On Tue, Dec 13, 2016 at 02:21:21PM +0100, Martin Schwidefsky wrote:
> On Tue, 13 Dec 2016 12:13:22 +0100
> Martin Schwidefsky <schwidefsky@xxxxxxxxxx> wrote:
>
> > On Mon, 12 Dec 2016 16:02:30 +0100
> > Frederic Weisbecker <fweisbec@xxxxxxxxx> wrote:
> >
> > > On Mon, Dec 12, 2016 at 11:27:54AM +0100, Martin Schwidefsky wrote:
> > > > 3) The call to vtime_flush in account_process_tick is done in irq context from
> > > > update_process_times. hardirq_offset==1 is also correct.
> > >
> > > Let's see this for example:
> > >
> > > + if ((tsk->flags & PF_VCPU) && (irq_count() - hardirq_offset == 0))
> > > + S390_lowcore.guest_timer += timer;
> > >
> > > If the tick is interrupting guest, we have accounted the guest time on tick IRQ entry.
> > > Now we are in the middle of the tick interrupt and since hardirq_offset is 1, we
> > > are taking the above path by accounting half of the tick-IRQ time as guest, which is wrong,
> > > it's actually IRQ time.
> >
> > Hmm, you got me there. The system time from irq_enter until account_process_tick
> > is reached is indeed IRQ time. It is not much but it is incorrect. The best fix
> > would be to rip out the accounting of the system time from account_process_tick
> > as irq_enter / irq_exit will do system time accounting anyway.
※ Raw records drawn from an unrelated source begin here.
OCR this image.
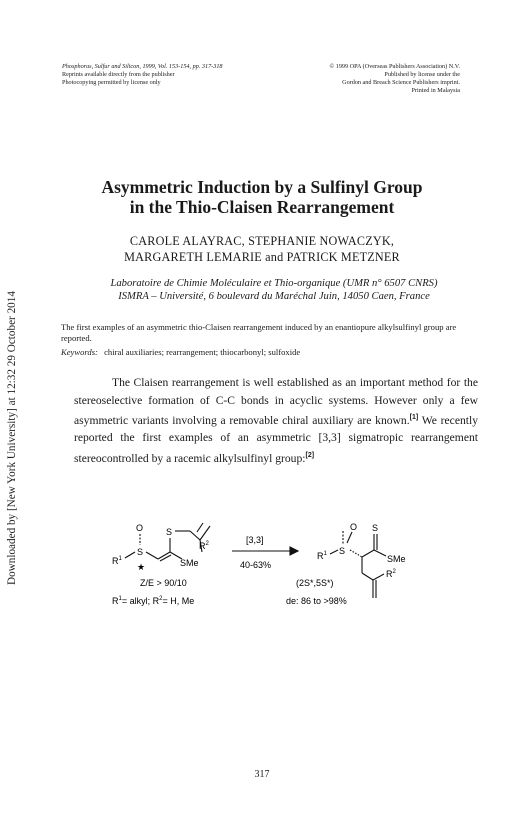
Phosphorus, Sulfur and Silicon, 1999, Vol. 153-154, pp. 317-318
Reprints available directly from the publisher
Photocopying permitted by license only
© 1999 OPA (Overseas Publishers Association) N.V.
Published by license under the
Gordon and Breach Science Publishers imprint.
Printed in Malaysia
Downloaded by [New York University] at 12:32 29 October 2014
Asymmetric Induction by a Sulfinyl Group
in the Thio-Claisen Rearrangement
CAROLE ALAYRAC, STEPHANIE NOWACZYK,
MARGARETH LEMARIE and PATRICK METZNER
Laboratoire de Chimie Moléculaire et Thio-organique (UMR n° 6507 CNRS)
ISMRA – Université, 6 boulevard du Maréchal Juin, 14050 Caen, France
The first examples of an asymmetric thio-Claisen rearrangement induced by an enantiopure alkylsulfinyl group are reported.
Keywords: chiral auxiliaries; rearrangement; thiocarbonyl; sulfoxide

The Claisen rearrangement is well established as an important method for the stereoselective formation of C-C bonds in acyclic systems. However only a few asymmetric variants involving a removable chiral auxiliary are known.[1] We recently reported the first examples of an asymmetric [3,3] sigmatropic rearrangement stereocontrolled by a racemic alkylsulfinyl group:[2]

O
$R^1$
S
★
S
$R^2$
SMe
Z/E > 90/10
$R^1=$ alkyl; $R^2= H$, Me
[3,3]
40-63%
O S
$R^1$ S
SMe
$R^2$
(2S*,5S*)
de: 86 to >98%
317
To do that
> > do_account_vtime needs to be split, because for the task switch we need to
> > account the system time of the previous task.
>
> New patch for the delayed cputime account. I can not just rip out system time
> accounting from account_process_tick after all, I need a sync point for the
> steal time calculation. It basically is the same patch as before but with a new
> helper update_tsk_timer, the removal of hardirq_offset and a simplification
> for do_account_vtime: the last accounting delta is either hardirq time for
> the tick or system time for the task switch.
>
> Keeping my finger crossed..

The patch looks good. But you might want to remove the hardirq_offset in a
separate patch to queue for this merge window (I'm not sure if it needs a
stable tag, the argument may be there since the beginning).

Because the rest depends on the series that is unlikely to be queued in this
merge window at this stage.

Thanks!